Pour pouvoir contrôler le pouvoir exécutif, Liviu Dragnea s’était donc contenté de proposer comme Premier ministre un certain Sorin Grindeanu, personnage inconnu du grand public, censé exécuter ses ordres à la lettre. La priorité du chef des sociaux-démocrates a été de changer la loi pénale afin de blanchir son casier judiciaire et donner un coup d’arrêt à la campagne anticorruption en cours. Mais le soir du 31 janvier, alors que le gouvernement s’apprêtait à faire passer les lois en catimini, plus de 100 000 Roumains étaient sortis manifester. Cette manifestation marathon contre la corruption l’avait obligé à faire marche arrière et le ministre de la Justice de l’époque, Florin Iordache, à démissionner.

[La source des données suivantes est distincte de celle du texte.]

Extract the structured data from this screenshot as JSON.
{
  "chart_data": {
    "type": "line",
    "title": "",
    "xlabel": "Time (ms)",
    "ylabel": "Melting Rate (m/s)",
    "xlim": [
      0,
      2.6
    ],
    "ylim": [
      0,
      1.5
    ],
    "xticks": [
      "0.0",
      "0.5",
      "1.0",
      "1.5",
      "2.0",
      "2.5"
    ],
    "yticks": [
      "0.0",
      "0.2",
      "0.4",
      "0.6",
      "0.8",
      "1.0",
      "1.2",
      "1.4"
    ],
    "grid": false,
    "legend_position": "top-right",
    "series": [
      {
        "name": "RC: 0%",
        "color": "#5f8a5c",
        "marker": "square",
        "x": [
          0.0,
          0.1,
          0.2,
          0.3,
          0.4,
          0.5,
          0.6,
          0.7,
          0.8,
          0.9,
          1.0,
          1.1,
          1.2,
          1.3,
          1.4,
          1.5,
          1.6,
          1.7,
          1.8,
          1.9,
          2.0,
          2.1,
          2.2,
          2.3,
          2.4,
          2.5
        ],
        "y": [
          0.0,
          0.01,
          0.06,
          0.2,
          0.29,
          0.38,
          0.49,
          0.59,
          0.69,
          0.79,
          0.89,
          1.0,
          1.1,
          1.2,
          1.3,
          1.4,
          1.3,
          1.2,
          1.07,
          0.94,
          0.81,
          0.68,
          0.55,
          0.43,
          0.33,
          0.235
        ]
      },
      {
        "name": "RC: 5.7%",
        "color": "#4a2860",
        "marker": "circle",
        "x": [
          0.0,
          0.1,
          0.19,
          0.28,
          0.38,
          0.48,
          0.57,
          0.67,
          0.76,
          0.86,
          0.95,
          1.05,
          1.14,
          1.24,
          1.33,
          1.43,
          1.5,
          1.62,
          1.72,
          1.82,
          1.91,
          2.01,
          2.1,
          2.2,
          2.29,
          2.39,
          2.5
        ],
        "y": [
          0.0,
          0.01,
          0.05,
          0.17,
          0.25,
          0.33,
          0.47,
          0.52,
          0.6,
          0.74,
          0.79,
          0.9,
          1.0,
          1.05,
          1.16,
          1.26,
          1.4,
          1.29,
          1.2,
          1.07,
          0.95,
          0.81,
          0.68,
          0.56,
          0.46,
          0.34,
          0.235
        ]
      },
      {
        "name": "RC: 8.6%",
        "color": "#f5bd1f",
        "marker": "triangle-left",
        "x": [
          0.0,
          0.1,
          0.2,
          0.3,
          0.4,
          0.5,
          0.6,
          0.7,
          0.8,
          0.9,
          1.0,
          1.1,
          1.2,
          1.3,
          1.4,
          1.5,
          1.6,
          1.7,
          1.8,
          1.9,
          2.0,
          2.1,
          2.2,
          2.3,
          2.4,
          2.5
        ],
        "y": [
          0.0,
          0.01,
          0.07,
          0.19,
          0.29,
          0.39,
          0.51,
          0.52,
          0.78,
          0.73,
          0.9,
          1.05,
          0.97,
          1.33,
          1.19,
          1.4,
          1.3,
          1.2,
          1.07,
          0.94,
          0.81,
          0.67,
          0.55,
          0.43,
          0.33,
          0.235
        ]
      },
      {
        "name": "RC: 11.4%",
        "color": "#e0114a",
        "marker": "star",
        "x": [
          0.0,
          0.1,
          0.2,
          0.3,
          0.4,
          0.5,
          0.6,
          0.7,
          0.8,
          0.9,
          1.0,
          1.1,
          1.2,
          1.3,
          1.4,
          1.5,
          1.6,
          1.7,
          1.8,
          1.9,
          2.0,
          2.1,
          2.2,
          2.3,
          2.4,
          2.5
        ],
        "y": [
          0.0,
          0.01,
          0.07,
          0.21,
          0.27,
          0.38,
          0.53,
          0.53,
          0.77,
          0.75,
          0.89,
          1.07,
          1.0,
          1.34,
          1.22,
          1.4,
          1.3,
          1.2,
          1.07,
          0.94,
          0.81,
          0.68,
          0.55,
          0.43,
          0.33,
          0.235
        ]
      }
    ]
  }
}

La popularité du PSD s’est érodée rapidement. En campagne électorale Liviu Dragnea a promis de doubler les salaires des fonctionnaires. Six mois après la victoire aux élections législatives, la loi censée doubler les salaires n’a pas encore vu le jour. Le chef des sociaux-démocrates avait besoin d’un bouc émissaire et il a ciblé son propre Premier ministre. Le 21 juin le PSD s’est retrouvé dans une situation absurde : voter une motion de censure pour faire tomber son propre gouvernement. Tous les analystes roumains ont qualifié la décision du PSD de « suicide politique ». C’est une première en Roumanie depuis la chute du régime communiste il y a plus d’un quart de siècle.
À 43 ans et représentant d’une aile plus moderne du PSD, l’ancien Premier ministre Sorin Grindeanu s’était levé contre les tendances dictatoriales du chef de son parti, Liviu Dragnea. « J’ai choisi la voie la plus difficile, je n’ai pas accepté de me livrer à des compromis et à des arrangements plus ou moins occultes, a affirmé Sorin Grindeanu après la motion de censure qui a fait tomber son gouvernement. J’ai été correct et transparent. Monsieur Dragnea doit comprendre que le premier ministre n’appartient pas au PSD, mais à la Roumanie. »
Mihai Tudose, le nouveau Premier ministre, fait figure de parfait soldat travaillant pour le compte de son chef Liviu Dragnea. Professeur à l’école qui forme les spécialistes du renseignement, Mihai Tudose s’est fait remarquer grâce à une thèse de doctorat qu’il avait plagiée. Il a d’ailleurs demandé lui-même à ce qu’on lui retire le titre de docteur. Le nouveau Premier ministre ne fait pas l’unanimité, même au sein de son propre parti. « Je doute de la capacité de Mihai Tudose de diriger le gouvernement, a déclaré Niculae Badalau, le numéro deux du PSD. Il n’a pas l’envergure nécessaire pour occuper ce poste. » Liviu Dragnea et l’aile conservatrice du PSD ont gagné une bataille contre les réformateurs du parti, mais cette victoire risque d’être une victoire à la Pyrrhus.